A suivre M. Gnoumou du Mouvement pour le Burkina du futur (MBF) et ses camarades qui disent faire « confiance » à la Justice qui dans certaines communes, statuant sur cette affaire, leur a donné raison, elle doit aller au bout et contraindre le gouvernement à appliquer les décisions qu’elle rend. « S’il y a des décisions de justice qui dorment dans les tiroirs, il y a un problème, cela veut dire que le Burkina Faso est dangereux parce que cela voudrait dire que désormais chacun va résoudre ses problèmes avec les moyens dont il dispose », a-t-il mis en garde.

Le collectif des maires et conseillers ont indiqué qu’ils sont « toujours maires tant que la justice n’a pas encore tranché » sur l’affaire.

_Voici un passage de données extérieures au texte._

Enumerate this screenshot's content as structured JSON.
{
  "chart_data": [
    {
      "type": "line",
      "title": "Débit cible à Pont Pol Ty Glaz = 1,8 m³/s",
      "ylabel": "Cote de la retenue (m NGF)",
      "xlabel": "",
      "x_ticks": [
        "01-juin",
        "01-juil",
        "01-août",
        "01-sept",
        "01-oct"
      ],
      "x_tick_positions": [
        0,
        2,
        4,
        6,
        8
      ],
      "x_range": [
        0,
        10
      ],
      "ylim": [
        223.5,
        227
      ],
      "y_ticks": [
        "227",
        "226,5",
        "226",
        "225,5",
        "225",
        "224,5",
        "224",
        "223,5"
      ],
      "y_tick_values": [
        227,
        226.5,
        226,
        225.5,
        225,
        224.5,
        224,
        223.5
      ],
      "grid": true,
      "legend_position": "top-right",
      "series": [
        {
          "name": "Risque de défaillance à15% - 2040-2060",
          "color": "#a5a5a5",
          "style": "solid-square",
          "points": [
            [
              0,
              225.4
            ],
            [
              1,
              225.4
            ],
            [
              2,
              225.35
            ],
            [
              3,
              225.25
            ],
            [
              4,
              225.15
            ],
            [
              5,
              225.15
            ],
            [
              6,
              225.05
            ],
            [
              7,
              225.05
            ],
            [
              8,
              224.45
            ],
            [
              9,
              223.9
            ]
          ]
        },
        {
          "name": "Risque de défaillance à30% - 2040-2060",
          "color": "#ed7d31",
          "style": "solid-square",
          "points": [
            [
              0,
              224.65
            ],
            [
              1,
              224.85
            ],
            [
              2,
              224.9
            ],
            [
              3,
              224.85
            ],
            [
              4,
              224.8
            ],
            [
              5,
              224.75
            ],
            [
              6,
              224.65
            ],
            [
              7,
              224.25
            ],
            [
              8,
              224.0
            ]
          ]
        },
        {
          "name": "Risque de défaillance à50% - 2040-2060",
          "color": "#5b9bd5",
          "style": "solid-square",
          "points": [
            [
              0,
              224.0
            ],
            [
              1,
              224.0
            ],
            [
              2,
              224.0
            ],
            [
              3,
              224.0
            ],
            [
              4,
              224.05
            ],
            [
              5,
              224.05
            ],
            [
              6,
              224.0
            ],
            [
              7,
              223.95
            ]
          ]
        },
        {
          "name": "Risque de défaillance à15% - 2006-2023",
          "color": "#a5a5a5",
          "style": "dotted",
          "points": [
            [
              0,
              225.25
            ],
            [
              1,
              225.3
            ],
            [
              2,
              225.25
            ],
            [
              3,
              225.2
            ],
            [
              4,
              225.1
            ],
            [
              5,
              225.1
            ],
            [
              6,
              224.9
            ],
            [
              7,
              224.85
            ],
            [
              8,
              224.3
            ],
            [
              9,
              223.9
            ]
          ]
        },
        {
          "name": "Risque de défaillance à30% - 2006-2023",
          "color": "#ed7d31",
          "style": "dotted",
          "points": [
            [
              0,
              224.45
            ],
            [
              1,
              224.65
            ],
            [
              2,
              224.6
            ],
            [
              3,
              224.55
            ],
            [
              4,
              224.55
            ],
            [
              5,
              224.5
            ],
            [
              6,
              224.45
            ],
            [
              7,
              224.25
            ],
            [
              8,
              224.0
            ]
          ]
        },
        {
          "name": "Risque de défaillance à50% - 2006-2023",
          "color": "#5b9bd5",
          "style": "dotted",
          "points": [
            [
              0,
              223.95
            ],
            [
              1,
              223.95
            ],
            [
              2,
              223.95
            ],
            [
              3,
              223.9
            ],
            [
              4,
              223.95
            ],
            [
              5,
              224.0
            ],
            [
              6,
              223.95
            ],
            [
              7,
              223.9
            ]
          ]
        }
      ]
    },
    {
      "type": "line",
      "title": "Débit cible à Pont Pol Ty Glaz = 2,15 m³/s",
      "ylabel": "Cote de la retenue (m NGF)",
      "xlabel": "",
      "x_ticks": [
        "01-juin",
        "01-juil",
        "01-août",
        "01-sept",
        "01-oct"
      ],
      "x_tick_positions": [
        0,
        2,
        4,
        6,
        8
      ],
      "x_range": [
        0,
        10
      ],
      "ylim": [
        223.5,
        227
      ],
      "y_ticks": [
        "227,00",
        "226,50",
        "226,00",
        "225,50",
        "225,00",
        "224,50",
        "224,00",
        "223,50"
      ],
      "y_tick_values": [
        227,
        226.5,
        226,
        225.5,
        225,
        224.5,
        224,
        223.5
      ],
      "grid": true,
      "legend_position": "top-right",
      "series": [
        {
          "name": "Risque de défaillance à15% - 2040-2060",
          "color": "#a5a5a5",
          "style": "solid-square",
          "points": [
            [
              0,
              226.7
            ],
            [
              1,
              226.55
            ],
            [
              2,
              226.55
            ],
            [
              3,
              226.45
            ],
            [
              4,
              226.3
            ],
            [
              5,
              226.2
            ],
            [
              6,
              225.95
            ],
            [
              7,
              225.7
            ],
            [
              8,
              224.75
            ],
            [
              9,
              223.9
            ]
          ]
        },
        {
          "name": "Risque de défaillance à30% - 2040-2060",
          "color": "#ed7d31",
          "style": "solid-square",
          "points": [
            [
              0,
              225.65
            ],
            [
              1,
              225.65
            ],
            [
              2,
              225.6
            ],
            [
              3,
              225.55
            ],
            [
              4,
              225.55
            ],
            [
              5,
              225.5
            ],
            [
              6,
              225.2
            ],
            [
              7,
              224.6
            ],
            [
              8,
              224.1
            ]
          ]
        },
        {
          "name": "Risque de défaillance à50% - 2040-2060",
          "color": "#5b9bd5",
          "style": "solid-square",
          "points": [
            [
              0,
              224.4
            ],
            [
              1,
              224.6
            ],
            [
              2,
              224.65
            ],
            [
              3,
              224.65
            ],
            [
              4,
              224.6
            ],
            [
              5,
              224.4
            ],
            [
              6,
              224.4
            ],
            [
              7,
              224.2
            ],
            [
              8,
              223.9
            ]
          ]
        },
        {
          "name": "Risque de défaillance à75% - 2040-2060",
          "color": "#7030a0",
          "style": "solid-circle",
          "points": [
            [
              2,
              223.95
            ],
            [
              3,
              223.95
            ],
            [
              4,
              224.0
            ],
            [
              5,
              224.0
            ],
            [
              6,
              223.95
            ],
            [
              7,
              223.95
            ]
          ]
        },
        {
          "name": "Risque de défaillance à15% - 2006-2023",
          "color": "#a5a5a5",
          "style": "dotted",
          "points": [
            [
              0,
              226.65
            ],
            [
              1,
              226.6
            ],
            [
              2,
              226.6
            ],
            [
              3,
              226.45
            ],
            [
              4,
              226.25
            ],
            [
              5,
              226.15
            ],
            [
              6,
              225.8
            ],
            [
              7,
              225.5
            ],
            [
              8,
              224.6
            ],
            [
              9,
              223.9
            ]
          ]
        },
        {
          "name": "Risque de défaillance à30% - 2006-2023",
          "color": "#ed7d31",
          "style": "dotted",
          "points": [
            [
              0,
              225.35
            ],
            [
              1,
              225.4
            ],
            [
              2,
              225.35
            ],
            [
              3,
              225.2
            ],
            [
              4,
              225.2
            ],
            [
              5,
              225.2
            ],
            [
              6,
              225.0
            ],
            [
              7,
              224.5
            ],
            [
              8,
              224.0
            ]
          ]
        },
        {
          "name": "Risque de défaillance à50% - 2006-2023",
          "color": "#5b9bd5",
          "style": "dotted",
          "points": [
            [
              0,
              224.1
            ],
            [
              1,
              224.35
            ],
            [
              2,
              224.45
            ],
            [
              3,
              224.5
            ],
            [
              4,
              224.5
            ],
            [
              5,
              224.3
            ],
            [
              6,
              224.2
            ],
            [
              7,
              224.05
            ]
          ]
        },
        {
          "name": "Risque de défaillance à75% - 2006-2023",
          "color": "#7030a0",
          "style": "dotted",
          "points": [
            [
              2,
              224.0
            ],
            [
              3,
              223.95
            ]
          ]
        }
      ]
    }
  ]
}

Les conséquences de la crise au sein de certaines communes du Burkina

Les conséquences de cette crise sont énormes, ont laissé entendre les conférenciers. « Depuis le 4 décembre, il y a eu un télégramme officiel qui suspend la convocation des sessions. C’est une sanction très grave. Donc il y a les dysfonctionnements des communes. Quand vous ne pouvez pas réunir un Conseil municipal, vous ne pouvez pas prendre de délibérations. Les communes comme celles de Orodara et de Pibaoré n’ont pas de budget. Elles fonctionnent actuellement avec des budgets provisoires », a déploré le maire de Solenzo, Désiré Traoré.

Pour Dissan Boureima Gnoumou, la mesure du MATD a naturellement un « impact très négatif » sur les communes. « Peut-être que d’ici là, certaines communes ne pourront plus honorer les salaires de leurs travailleurs. Il y aura une instabilité sociale, c’est très clair. Le troisième impact, c’est le fait de faire comprendre aux populations que les décisions de Justice ne sont pas importantes. Et ça c’est grave aux yeux du justiciable ».